Revisiting the erythroid-myeloid lineage decision – a data-driven dynamical model analysis

Abstract

It is widely conjectured that the mutually antagonizing pair of transcription factors GATA1 and PU.1, deter-mines the choice between the erythroid and myeloid lineages in hematopoiesis. In theoretical approaches, this appears natural with a bistable switch driving the decision. Recent extensive binding and gene expression experiments with some focus on the triad GATA1, GATA2 and PU.1 indicate that GATA2 may be more involved in this lineage decision than previously anticipated. Here, we analyze these experimental data by modeling regulatory sub-networks with deterministic rate equations. Using network dynamical parameters determined by the data, we deduce from increasing the self-interaction bindings in silico among the triad genes that GATA2 and PU.1 exhibit non-linear behavior with one unstable and one stable state. This is in contrast to GATA1, which shows smoother behavior.
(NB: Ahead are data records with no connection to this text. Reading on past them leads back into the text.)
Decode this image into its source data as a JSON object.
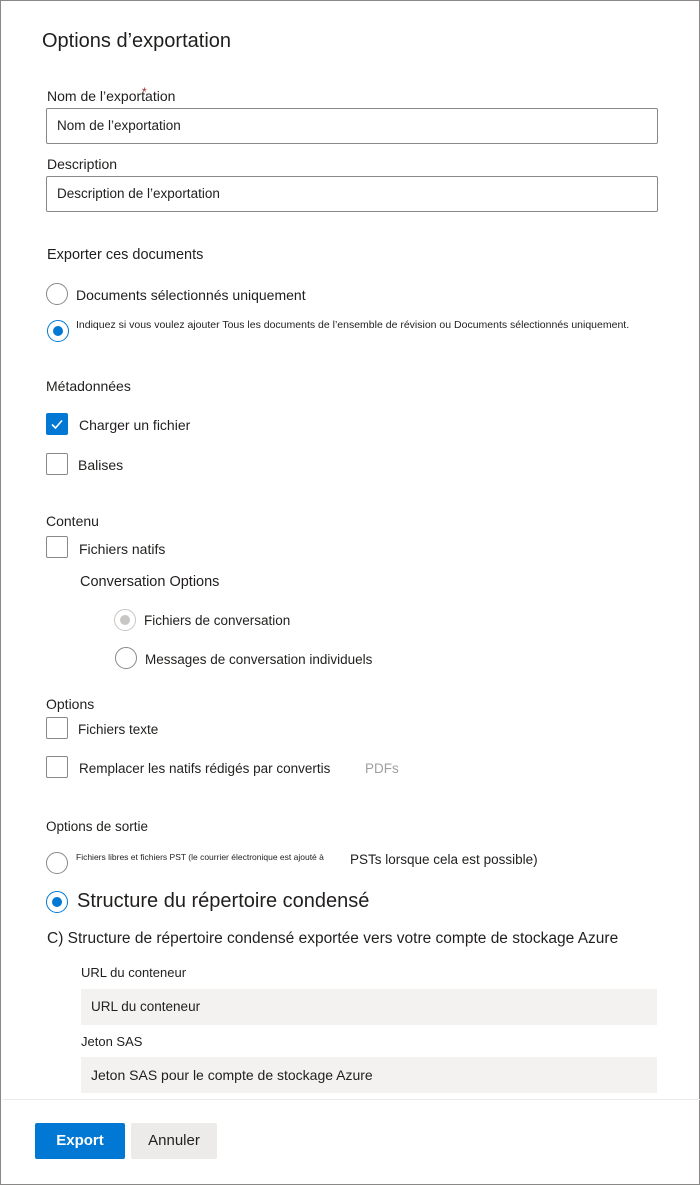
{
  "dialog": {
    "title": "Options d’exportation"
  },
  "export_name": {
    "label": "Nom de l’exportation",
    "required_marker": "*",
    "value": "Nom de l’exportation"
  },
  "description": {
    "label": "Description",
    "value": "Description de l’exportation"
  },
  "documents": {
    "heading": "Exporter ces documents",
    "option_selected_only": "Documents sélectionnés uniquement",
    "option_all": "Indiquez si vous voulez ajouter Tous les documents de l’ensemble de révision ou Documents sélectionnés uniquement.",
    "selected": "option_all"
  },
  "metadata": {
    "heading": "Métadonnées",
    "load_file": {
      "label": "Charger un fichier",
      "checked": true
    },
    "tags": {
      "label": "Balises",
      "checked": false
    }
  },
  "content": {
    "heading": "Contenu",
    "native_files": {
      "label": "Fichiers natifs",
      "checked": false
    },
    "conversation_options_heading": "Conversation Options",
    "conversation_files": "Fichiers de conversation",
    "individual_messages": "Messages de conversation individuels"
  },
  "options": {
    "heading": "Options",
    "text_files": {
      "label": "Fichiers texte",
      "checked": false
    },
    "replace_redacted": {
      "label": "Remplacer les natifs rédigés par convertis",
      "suffix": "PDFs",
      "checked": false
    }
  },
  "output": {
    "heading": "Options de sortie",
    "loose_pst_small": "Fichiers libres et fichiers PST (le courrier électronique est ajouté à",
    "loose_pst_rest": "PSTs lorsque cela est possible)",
    "condensed": "Structure du répertoire condensé",
    "azure": "C) Structure de répertoire condensé exportée vers votre compte de stockage Azure",
    "selected": "condensed"
  },
  "container_url": {
    "label": "URL du conteneur",
    "value": "URL du conteneur"
  },
  "sas_token": {
    "label": "Jeton SAS",
    "value": "Jeton SAS pour le compte de stockage Azure"
  },
  "footer": {
    "export_label": "Export",
    "cancel_label": "Annuler"
  },
  "colors": {
    "accent": "#0078d4",
    "border": "#8a8886",
    "input_grey": "#f3f2f1"
  },
  "icons": {
    "checkmark": "checkmark-icon"
  }
}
We extend the network to include the downstream regulators FOG1 and CEBPA, and extract the nature of the corresponding regulatory interactions, excitatory or suppressing, between this pair and the triad by fitting to experimental gene expression time series. Based on this extended network, we simulate and explore different knockout scenarios, providing insight into the role of these regulators in the process of lineage specification, as well as predictions for future experimental validation. We address the mechanism of GATA switching as a mechanism of lineage differentiation by investigating the dynamics of FOG1 regulation by GATA2 and GATA1. Overall, this analysis strongly suggests that within this network, GATA2 is the key driver of erythroid lineage specification through its repression of PU.1, whereas GATA1 appears to be more relevant for the downstream differentiation events.